Manda no Brasil, vive em Brasília, usa barba grisalha, tem quatro letras no nome, a primeira é um “L” e a última um “a”. Qualquer brasileiro, ou estrangeiro, com um mínimo de conhecimento da atualidade chega facilmente à resposta: Lula. Qualquer brasileiro com um mínimo de conhecimento dos bastidores de Brasília também: Lira.
Arthur Lira, o poderoso presidente da Câmara dos Deputados do Brasil, põe e dispõe. Enrolado em mil e um esquemas de corrupção ao longo da carreira política, ele é o líder do Centrão, o grupo de mais de 200 deputados que vota a favor ou contra o governo, seja ele qual for, de acordo com os seus interesses, muitas vezes inconfessáveis. E esses 200 votos legislativos condicionam, decisivamente, a atuação do poder executivo.
Durante os governos Fernando Henrique Cardoso e os dois primeiros de Lula, os presidentes saciaram o Centrão nos limites da legalidade – entregando ministérios a esses partidos sem ideologia (mas catalogáveis como de centro-direita e direita) se lambuzarem com verbas públicas – ou para lá dela – trocando mesadas por votos, o célebre Mensalão do PT.
Entretanto, desde que Eduardo Cunha, expoente máximo do Centrão à época, assumiu a presidência da Câmara dos Deputados em 2015 com o objetivo de derrubar Dilma Rousseff, o grupo de parlamentares oportunistas começou a tornar-se um corpo independente dos partidos.
Até assumir, de facto, o poder na gestão desleixada, preguiçosa e incompetente de Jair Bolsonaro, a troco de ir mantendo o então presidente a salvo de mais de 60 pedidos de impeachment.
Por isso, foi no bolsonarismo, cujos principais líderes na campanha eleitoral anterior faziam rimas com “Centrão” e “ladrão”, que nasceu o Orçamento Secreto: a distribuição de 16 mil milhões de reais (mais de três mil milhões de euros) para os parlamentares usarem nos seus redutos, sem divulgação do nome deles nem dos bens adquiridos.
A prática, parida pela ganância de Lira e pelo descaso de Bolsonaro, gerou, numa região, desvios como a aquisição de tratores 259% acima do preço de mercado. Noutra cidade, de 11,5 mil habitantes, realizaram-se 12,7 mil radiografias de dedo num ano para justificar os aparelhos comprados. Numa outra, cada habitante terá extraído 19 dentes em 2021.
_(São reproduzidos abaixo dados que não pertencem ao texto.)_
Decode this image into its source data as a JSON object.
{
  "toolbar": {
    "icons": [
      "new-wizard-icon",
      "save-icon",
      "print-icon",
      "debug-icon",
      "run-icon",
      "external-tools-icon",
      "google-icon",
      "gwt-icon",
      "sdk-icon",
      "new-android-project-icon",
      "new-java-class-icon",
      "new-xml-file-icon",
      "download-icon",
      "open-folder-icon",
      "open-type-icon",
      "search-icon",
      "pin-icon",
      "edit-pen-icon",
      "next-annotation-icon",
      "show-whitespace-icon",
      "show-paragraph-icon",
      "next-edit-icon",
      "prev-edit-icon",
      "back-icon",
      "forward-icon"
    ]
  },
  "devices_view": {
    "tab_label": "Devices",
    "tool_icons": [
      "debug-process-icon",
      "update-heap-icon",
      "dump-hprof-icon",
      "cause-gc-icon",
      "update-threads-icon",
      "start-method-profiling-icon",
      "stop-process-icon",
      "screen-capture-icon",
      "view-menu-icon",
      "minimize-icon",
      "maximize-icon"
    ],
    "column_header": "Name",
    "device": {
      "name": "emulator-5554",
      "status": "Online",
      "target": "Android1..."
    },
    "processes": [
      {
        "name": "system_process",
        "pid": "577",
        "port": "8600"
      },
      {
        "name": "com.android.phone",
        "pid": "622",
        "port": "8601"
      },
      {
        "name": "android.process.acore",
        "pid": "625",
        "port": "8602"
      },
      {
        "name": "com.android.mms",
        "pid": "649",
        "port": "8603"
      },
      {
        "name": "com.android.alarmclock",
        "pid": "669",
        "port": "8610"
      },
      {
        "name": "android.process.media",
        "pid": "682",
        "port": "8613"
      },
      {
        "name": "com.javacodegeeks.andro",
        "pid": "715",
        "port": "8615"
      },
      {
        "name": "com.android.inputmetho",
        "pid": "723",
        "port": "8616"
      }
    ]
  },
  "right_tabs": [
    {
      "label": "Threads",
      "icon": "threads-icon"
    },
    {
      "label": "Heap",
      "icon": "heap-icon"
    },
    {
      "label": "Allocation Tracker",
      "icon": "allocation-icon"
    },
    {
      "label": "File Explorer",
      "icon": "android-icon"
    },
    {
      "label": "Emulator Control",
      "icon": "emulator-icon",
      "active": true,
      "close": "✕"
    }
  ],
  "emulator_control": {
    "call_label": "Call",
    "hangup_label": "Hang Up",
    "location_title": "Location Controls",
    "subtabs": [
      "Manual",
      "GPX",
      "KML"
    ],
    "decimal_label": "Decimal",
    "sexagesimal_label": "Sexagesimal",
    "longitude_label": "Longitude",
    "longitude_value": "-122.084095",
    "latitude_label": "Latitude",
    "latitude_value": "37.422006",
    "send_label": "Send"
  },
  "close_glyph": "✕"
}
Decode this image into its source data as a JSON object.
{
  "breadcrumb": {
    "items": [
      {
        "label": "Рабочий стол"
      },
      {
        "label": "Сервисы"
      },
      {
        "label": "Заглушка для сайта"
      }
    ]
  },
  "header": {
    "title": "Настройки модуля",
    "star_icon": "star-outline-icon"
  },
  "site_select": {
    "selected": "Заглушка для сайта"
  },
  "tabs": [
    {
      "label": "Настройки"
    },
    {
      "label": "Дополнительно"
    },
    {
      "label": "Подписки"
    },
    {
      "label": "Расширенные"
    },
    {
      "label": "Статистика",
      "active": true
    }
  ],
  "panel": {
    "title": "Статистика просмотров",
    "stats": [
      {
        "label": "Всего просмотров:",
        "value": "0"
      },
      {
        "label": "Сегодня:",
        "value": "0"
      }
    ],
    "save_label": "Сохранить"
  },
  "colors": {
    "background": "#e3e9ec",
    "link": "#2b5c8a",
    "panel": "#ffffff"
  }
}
Habituado ao Orçamento Secreto, o Centrão de hoje já não se contenta com um ministério ou dois distribuídos aos interesseiros – e Lula até entregou duas pastas ao União Brasil, duas ao MDB e três ao PSD, todos partidos, uns mais, outros menos, da ala oportunista do Congresso – nem com um Mensalão, visto pelo grupo, agora, como Mensalinho.
O Centrão encurralou de tal forma o executivo que, além de lhe infligir derrotas em série, ainda o faz sofrer por divertimento: só a 31 de maio, último dia do prazo, aprovou a reestruturação ministerial. Traduzindo: Lula correu o risco até ao soar do gongo de não poder usar a estrutura de governo que apresentou em janeiro, com novos ministérios, como o da Cultura ou o dos Povos Originários, e ter de usar a do antecessor.
Se até passar por essa humilhação, o presidente parecia resistir a jogar o jogo viciado da política de Brasília, agora não resiste mais: segunda-feira, dia 5, Lula chamou Lira para um pequeno-almoço.
Adivinhe qual dos dois saiu do encontro, de peito cheio, todo pimpão, a dar entrevistas à imprensa sentindo-se o dono do país? Começa com “L” e acaba em “a”.